May'19 Board Book
The most contentious part of the diet involves livestock, which emit 14.5 percent of the globe’s greenhouse gases , and specifically cows, who release more of those gases than any other farm animal. The study’s authors contend that meat consumption is expected to continue rising, and if that happens, the amount of heat-trapping methane to enter the atmosphere would be devastating. But its detractors, including University of California-Davis air quality scientist Frank Mitloehner, say that methane from cows isn’t a big problem in the first place. In fact, critics argue, the legume-and-grain-heavy diet prescribed by the EAT-Lancet Commission would necessitate deforestation for row crops, which would create problems of its own. (Mitloehner is advising Rep. Alexandria Ocasio-Cortez’s policy team on Green New Deal legislation. ) In his complaint, Cornado, the Italian ambassador, said that African countries like Ethiopia depend on livestock, and that if the recommendations were implemented, it would ruin their economy. A fair point, but throughout their report , the authors point out that the diet should vary from place to place, specifically because of those issues. He also takes issue with the nutritional claims. The study’s authors say that the diet—which calls for major increases in consumption of whole grains, legumes, fruits and vegetables, and conversely, decreases in anything that comes from animals—would go a long way in reducing weight-related disease and mortality. But it would also result in low intakes of iron, retinol, and vitamins B12 and D3, according to at least one dietitian’s analysis . (Walter Willett and Johan Rockström, who co-chaired the report, have called their report “the most up-to- date scientific evidence for healthy diets,” Meatingplace reports (registration required). It’s not the ecological claims, though, that led WHO to back off.

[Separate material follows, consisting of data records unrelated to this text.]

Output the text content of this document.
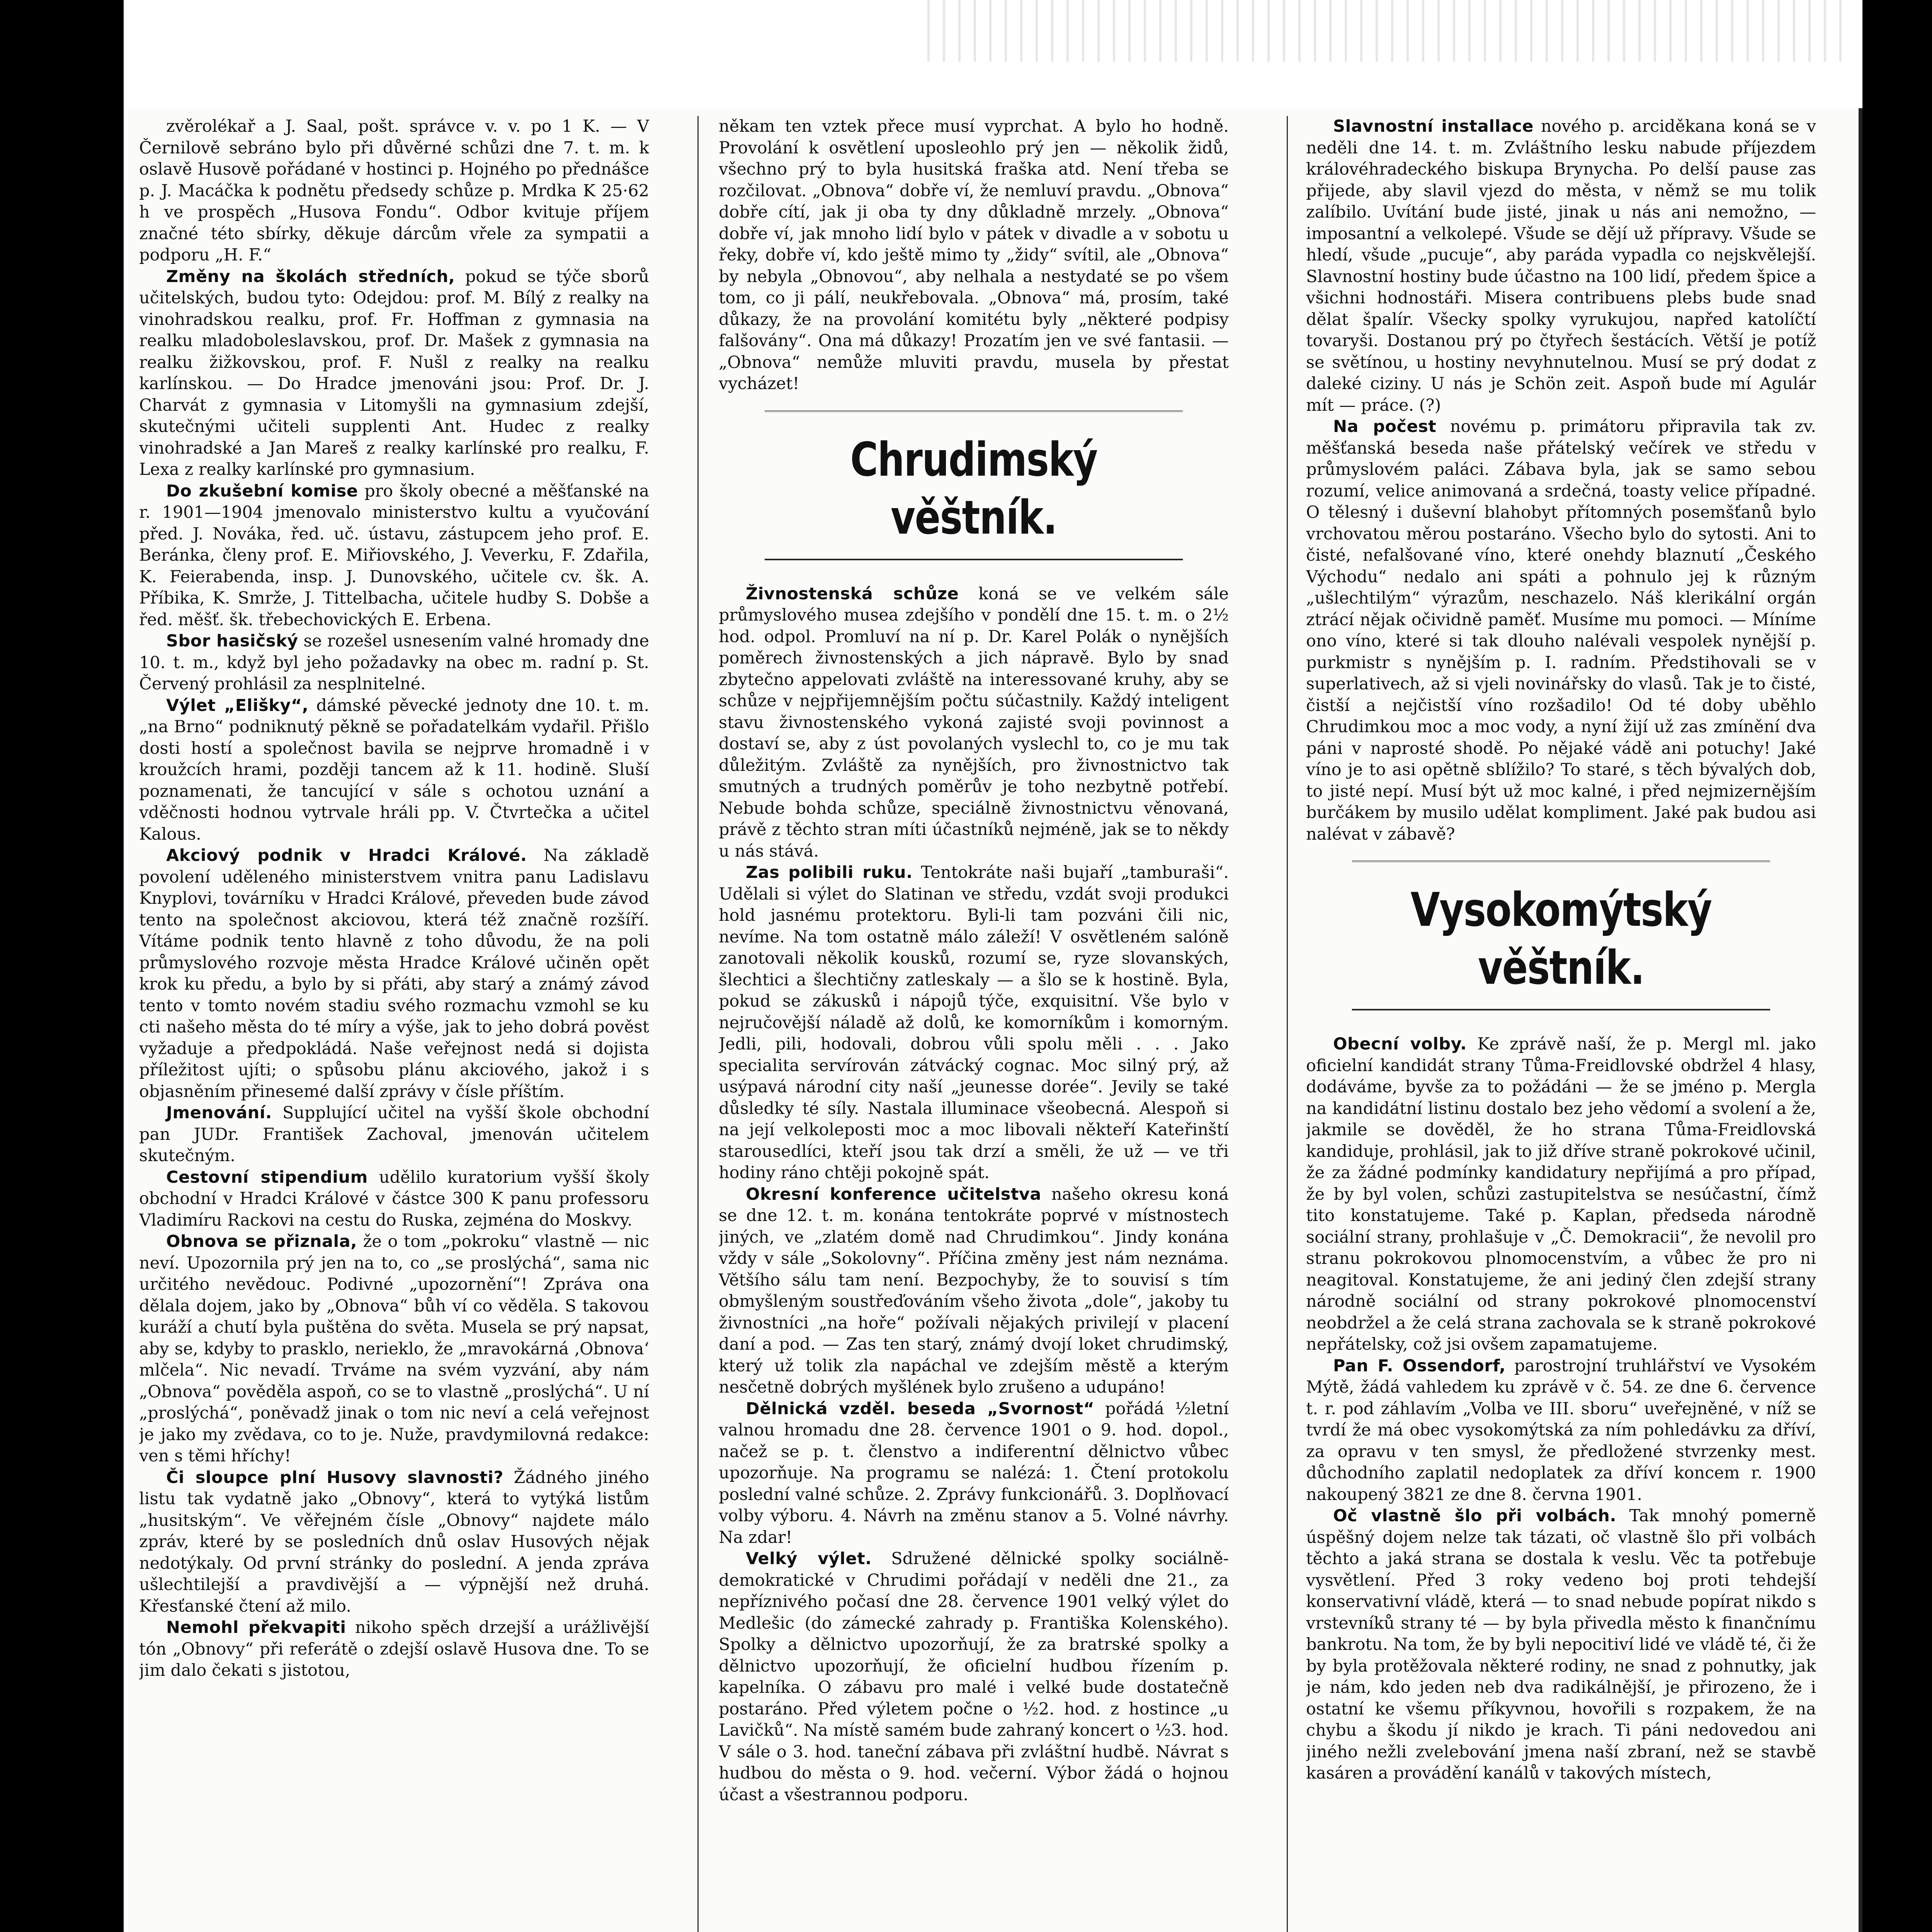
zvěrolékař a J. Saal, pošt. správce v. v. po 1 K. — V Černilově sebráno bylo při důvěrné schůzi dne 7. t. m. k oslavě Husově pořádané v hostinci p. Hojného po přednášce p. J. Macáčka k podnětu předsedy schůze p. Mrdka K 25·62 h ve prospěch „Husova Fondu“. Odbor kvituje příjem značné této sbírky, děkuje dárcům vřele za sympatii a podporu „H. F.“

Změny na školách středních, pokud se týče sborů učitelských, budou tyto: Odejdou: prof. M. Bílý z realky na vinohradskou realku, prof. Fr. Hoffman z gymnasia na realku mladoboleslavskou, prof. Dr. Mašek z gymnasia na realku žižkovskou, prof. F. Nušl z realky na realku karlínskou. — Do Hradce jmenováni jsou: Prof. Dr. J. Charvát z gymnasia v Litomyšli na gymnasium zdejší, skutečnými učiteli supplenti Ant. Hudec z realky vinohradské a Jan Mareš z realky karlínské pro realku, F. Lexa z realky karlínské pro gymnasium.

Do zkušební komise pro školy obecné a měšťanské na r. 1901—1904 jmenovalo ministerstvo kultu a vyučování před. J. Nováka, řed. uč. ústavu, zástupcem jeho prof. E. Beránka, členy prof. E. Miřiovského, J. Veverku, F. Zdařila, K. Feierabenda, insp. J. Dunovského, učitele cv. šk. A. Příbika, K. Smrže, J. Tittelbacha, učitele hudby S. Dobše a řed. měšť. šk. třebechovických E. Erbena.

Sbor hasičský se rozešel usnesením valné hromady dne 10. t. m., když byl jeho požadavky na obec m. radní p. St. Červený prohlásil za nesplnitelné.

Výlet „Elišky“, dámské pěvecké jednoty dne 10. t. m. „na Brno“ podniknutý pěkně se pořadatelkám vydařil. Přišlo dosti hostí a společnost bavila se nejprve hromadně i v kroužcích hrami, později tancem až k 11. hodině. Sluší poznamenati, že tancující v sále s ochotou uznání a vděčnosti hodnou vytrvale hráli pp. V. Čtvrtečka a učitel Kalous.

Akciový podnik v Hradci Králové. Na základě povolení uděleného ministerstvem vnitra panu Ladislavu Knyplovi, továrníku v Hradci Králové, převeden bude závod tento na společnost akciovou, která též značně rozšíří. Vítáme podnik tento hlavně z toho důvodu, že na poli průmyslového rozvoje města Hradce Králové učiněn opět krok ku předu, a bylo by si přáti, aby starý a známý závod tento v tomto novém stadiu svého rozmachu vzmohl se ku cti našeho města do té míry a výše, jak to jeho dobrá pověst vyžaduje a předpokládá. Naše veřejnost nedá si dojista příležitost ujíti; o spůsobu plánu akciového, jakož i s objasněním přinesemé další zprávy v čísle příštím.

Jmenování. Supplující učitel na vyšší škole obchodní pan JUDr. František Zachoval, jmenován učitelem skutečným.

Cestovní stipendium udělilo kuratorium vyšší školy obchodní v Hradci Králové v částce 300 K panu professoru Vladimíru Rackovi na cestu do Ruska, zejména do Moskvy.

Obnova se přiznala, že o tom „pokroku“ vlastně — nic neví. Upozornila prý jen na to, co „se proslýchá“, sama nic určitého nevědouc. Podivné „upozornění“! Zpráva ona dělala dojem, jako by „Obnova“ bůh ví co věděla. S takovou kuráží a chutí byla puštěna do světa. Musela se prý napsat, aby se, kdyby to prasklo, nerieklo, že „mravokárná ‚Obnova‘ mlčela“. Nic nevadí. Trváme na svém vyzvání, aby nám „Obnova“ pověděla aspoň, co se to vlastně „proslýchá“. U ní „proslýchá“, poněvadž jinak o tom nic neví a celá veřejnost je jako my zvědava, co to je. Nuže, pravdymilovná redakce: ven s těmi hříchy!

Či sloupce plní Husovy slavnosti? Žádného jiného listu tak vydatně jako „Obnovy“, která to vytýká listům „husitským“. Ve věřejném čísle „Obnovy“ najdete málo zpráv, které by se posledních dnů oslav Husových nějak nedotýkaly. Od první stránky do poslední. A jenda zpráva ušlechtilejší a pravdivější a — výpnější než druhá. Křesťanské čtení až milo.

Nemohl překvapiti nikoho spěch drzejší a urážlivější tón „Obnovy“ při referátě o zdejší oslavě Husova dne. To se jim dalo čekati s jistotou,

někam ten vztek přece musí vyprchat. A bylo ho hodně. Provolání k osvětlení uposleohlo prý jen — několik židů, všechno prý to byla husitská fraška atd. Není třeba se rozčilovat. „Obnova“ dobře ví, že nemluví pravdu. „Obnova“ dobře cítí, jak ji oba ty dny důkladně mrzely. „Obnova“ dobře ví, jak mnoho lidí bylo v pátek v divadle a v sobotu u řeky, dobře ví, kdo ještě mimo ty „židy“ svítil, ale „Obnova“ by nebyla „Obnovou“, aby nelhala a nestydaté se po všem tom, co ji pálí, neukřebovala. „Obnova“ má, prosím, také důkazy, že na provolání komitétu byly „některé podpisy falšovány“. Ona má důkazy! Prozatím jen ve své fantasii. — „Obnova“ nemůže mluviti pravdu, musela by přestat vycházet!

Chrudimský věštník.

Živnostenská schůze koná se ve velkém sále průmyslového musea zdejšího v pondělí dne 15. t. m. o 2½ hod. odpol. Promluví na ní p. Dr. Karel Polák o nynějších poměrech živnostenských a jich nápravě. Bylo by snad zbytečno appelovati zvláště na interessované kruhy, aby se schůze v nejpřijemnějším počtu súčastnily. Každý inteligent stavu živnostenského vykoná zajisté svoji povinnost a dostaví se, aby z úst povolaných vyslechl to, co je mu tak důležitým. Zvláště za nynějších, pro živnostnictvo tak smutných a trudných poměrův je toho nezbytně potřebí. Nebude bohda schůze, speciálně živnostnictvu věnovaná, právě z těchto stran míti účastníků nejméně, jak se to někdy u nás stává.

Zas polibili ruku. Tentokráte naši bujaří „tamburaši“. Udělali si výlet do Slatinan ve středu, vzdát svoji produkci hold jasnému protektoru. Byli-li tam pozváni čili nic, nevíme. Na tom ostatně málo záleží! V osvětleném salóně zanotovali několik kousků, rozumí se, ryze slovanských, šlechtici a šlechtičny zatleskaly — a šlo se k hostině. Byla, pokud se zákusků i nápojů týče, exquisitní. Vše bylo v nejručovější náladě až dolů, ke komorníkům i komorným. Jedli, pili, hodovali, dobrou vůli spolu měli . . . Jako specialita servírován zátvácký cognac. Moc silný prý, až usýpavá národní city naší „jeunesse dorée“. Jevily se také důsledky té síly. Nastala illuminace všeobecná. Alespoň si na její velkoleposti moc a moc libovali někteří Kateřinští starousedlíci, kteří jsou tak drzí a směli, že už — ve tři hodiny ráno chtěji pokojně spát.

Okresní konference učitelstva našeho okresu koná se dne 12. t. m. konána tentokráte poprvé v místnostech jiných, ve „zlatém domě nad Chrudimkou“. Jindy konána vždy v sále „Sokolovny“. Příčina změny jest nám neznáma. Většího sálu tam není. Bezpochyby, že to souvisí s tím obmyšleným soustřeďováním všeho života „dole“, jakoby tu živnostníci „na hoře“ požívali nějakých privilejí v placení daní a pod. — Zas ten starý, známý dvojí loket chrudimský, který už tolik zla napáchal ve zdejším městě a kterým nesčetně dobrých myšlének bylo zrušeno a udupáno!

Dělnická vzděl. beseda „Svornost“ pořádá ½letní valnou hromadu dne 28. července 1901 o 9. hod. dopol., načež se p. t. členstvo a indiferentní dělnictvo vůbec upozorňuje. Na programu se nalézá: 1. Čtení protokolu poslední valné schůze. 2. Zprávy funkcionářů. 3. Doplňovací volby výboru. 4. Návrh na změnu stanov a 5. Volné návrhy. Na zdar!

Velký výlet. Sdružené dělnické spolky sociálně-demokratické v Chrudimi pořádají v neděli dne 21., za nepříznivého počasí dne 28. července 1901 velký výlet do Medlešic (do zámecké zahrady p. Františka Kolenského). Spolky a dělnictvo upozorňují, že za bratrské spolky a dělnictvo upozorňují, že oficielní hudbou řízením p. kapelníka. O zábavu pro malé i velké bude dostatečně postaráno. Před výletem počne o ½2. hod. z hostince „u Lavičků“. Na místě samém bude zahraný koncert o ½3. hod. V sále o 3. hod. taneční zábava při zvláštní hudbě. Návrat s hudbou do města o 9. hod. večerní. Výbor žádá o hojnou účast a všestrannou podporu.

Slavnostní installace nového p. arciděkana koná se v neděli dne 14. t. m. Zvláštního lesku nabude příjezdem královéhradeckého biskupa Brynycha. Po delší pause zas přijede, aby slavil vjezd do města, v němž se mu tolik zalíbilo. Uvítání bude jisté, jinak u nás ani nemožno, — imposantní a velkolepé. Všude se dějí už přípravy. Všude se hledí, všude „pucuje“, aby paráda vypadla co nejskvělejší. Slavnostní hostiny bude účastno na 100 lidí, předem špice a všichni hodnostáři. Misera contribuens plebs bude snad dělat špalír. Všecky spolky vyrukujou, napřed katolíčtí tovaryši. Dostanou prý po čtyřech šestácích. Větší je potíž se světínou, u hostiny nevyhnutelnou. Musí se prý dodat z daleké ciziny. U nás je Schön zeit. Aspoň bude mí Agulár mít — práce. (?)

Na počest novému p. primátoru připravila tak zv. měšťanská beseda naše přátelský večírek ve středu v průmyslovém paláci. Zábava byla, jak se samo sebou rozumí, velice animovaná a srdečná, toasty velice případné. O tělesný i duševní blahobyt přítomných posemšťanů bylo vrchovatou měrou postaráno. Všecho bylo do sytosti. Ani to čisté, nefalšované víno, které onehdy blaznutí „Českého Východu“ nedalo ani spáti a pohnulo jej k různým „ušlechtilým“ výrazům, neschazelo. Náš klerikální orgán ztrácí nějak očividně paměť. Musíme mu pomoci. — Míníme ono víno, které si tak dlouho nalévali vespolek nynější p. purkmistr s nynějším p. I. radním. Předstihovali se v superlativech, až si vjeli novinářsky do vlasů. Tak je to čisté, čistší a nejčistší víno rozšadilo! Od té doby uběhlo Chrudimkou moc a moc vody, a nyní žijí už zas zmínění dva páni v naprosté shodě. Po nějaké vádě ani potuchy! Jaké víno je to asi opětně sblížilo? To staré, s těch bývalých dob, to jisté nepí. Musí být už moc kalné, i před nejmizernějším burčákem by musilo udělat kompliment. Jaké pak budou asi nalévat v zábavě?

Vysokomýtský věštník.

Obecní volby. Ke zprávě naší, že p. Mergl ml. jako oficielní kandidát strany Tůma-Freidlovské obdržel 4 hlasy, dodáváme, byvše za to požádáni — že se jméno p. Mergla na kandidátní listinu dostalo bez jeho vědomí a svolení a že, jakmile se dověděl, že ho strana Tůma-Freidlovská kandiduje, prohlásil, jak to již dříve straně pokrokové učinil, že za žádné podmínky kandidatury nepřijímá a pro případ, že by byl volen, schůzi zastupitelstva se nesúčastní, čímž tito konstatujeme. Také p. Kaplan, předseda národně sociální strany, prohlašuje v „Č. Demokracii“, že nevolil pro stranu pokrokovou plnomocenstvím, a vůbec že pro ni neagitoval. Konstatujeme, že ani jediný člen zdejší strany národně sociální od strany pokrokové plnomocenství neobdržel a že celá strana zachovala se k straně pokrokové nepřátelsky, což jsi ovšem zapamatujeme.

Pan F. Ossendorf, parostrojní truhlářství ve Vysokém Mýtě, žádá vahledem ku zprávě v č. 54. ze dne 6. července t. r. pod záhlavím „Volba ve III. sboru“ uveřejněné, v níž se tvrdí že má obec vysokomýtská za ním pohledávku za dříví, za opravu v ten smysl, že předložené stvrzenky mest. důchodního zaplatil nedoplatek za dříví koncem r. 1900 nakoupený 3821 ze dne 8. června 1901.

Oč vlastně šlo při volbách. Tak mnohý pomerně úspěšný dojem nelze tak tázati, oč vlastně šlo při volbách těchto a jaká strana se dostala k veslu. Věc ta potřebuje vysvětlení. Před 3 roky vedeno boj proti tehdejší konservativní vládě, která — to snad nebude popírat nikdo s vrstevníků strany té — by byla přivedla město k finančnímu bankrotu. Na tom, že by byli nepocitiví lidé ve vládě té, či že by byla protěžovala některé rodiny, ne snad z pohnutky, jak je nám, kdo jeden neb dva radikálnější, je přirozeno, že i ostatní ke všemu příkyvnou, hovořili s rozpakem, že na chybu a škodu jí nikdo je krach. Ti páni nedovedou ani jiného nežli zvelebování jmena naší zbraní, než se stavbě kasáren a provádění kanálů v takových místech,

This wasn’t the first time that EAT has struggled with its diet’s rollout.
Cornado may be right to be skeptical of that science. The planetary health diet is based on a synthesis of preexisting nutritional science, including research undertaken by Willett, a Harvard professor who’s a big believer in the Mediterranean diet. But nutritional science’s history is up for perpetual debate, for the simple reason that the findings are very rarely reproduced in randomized trials, says John Ioannidis, a professor of medicine, health research, and policy at Stanford University.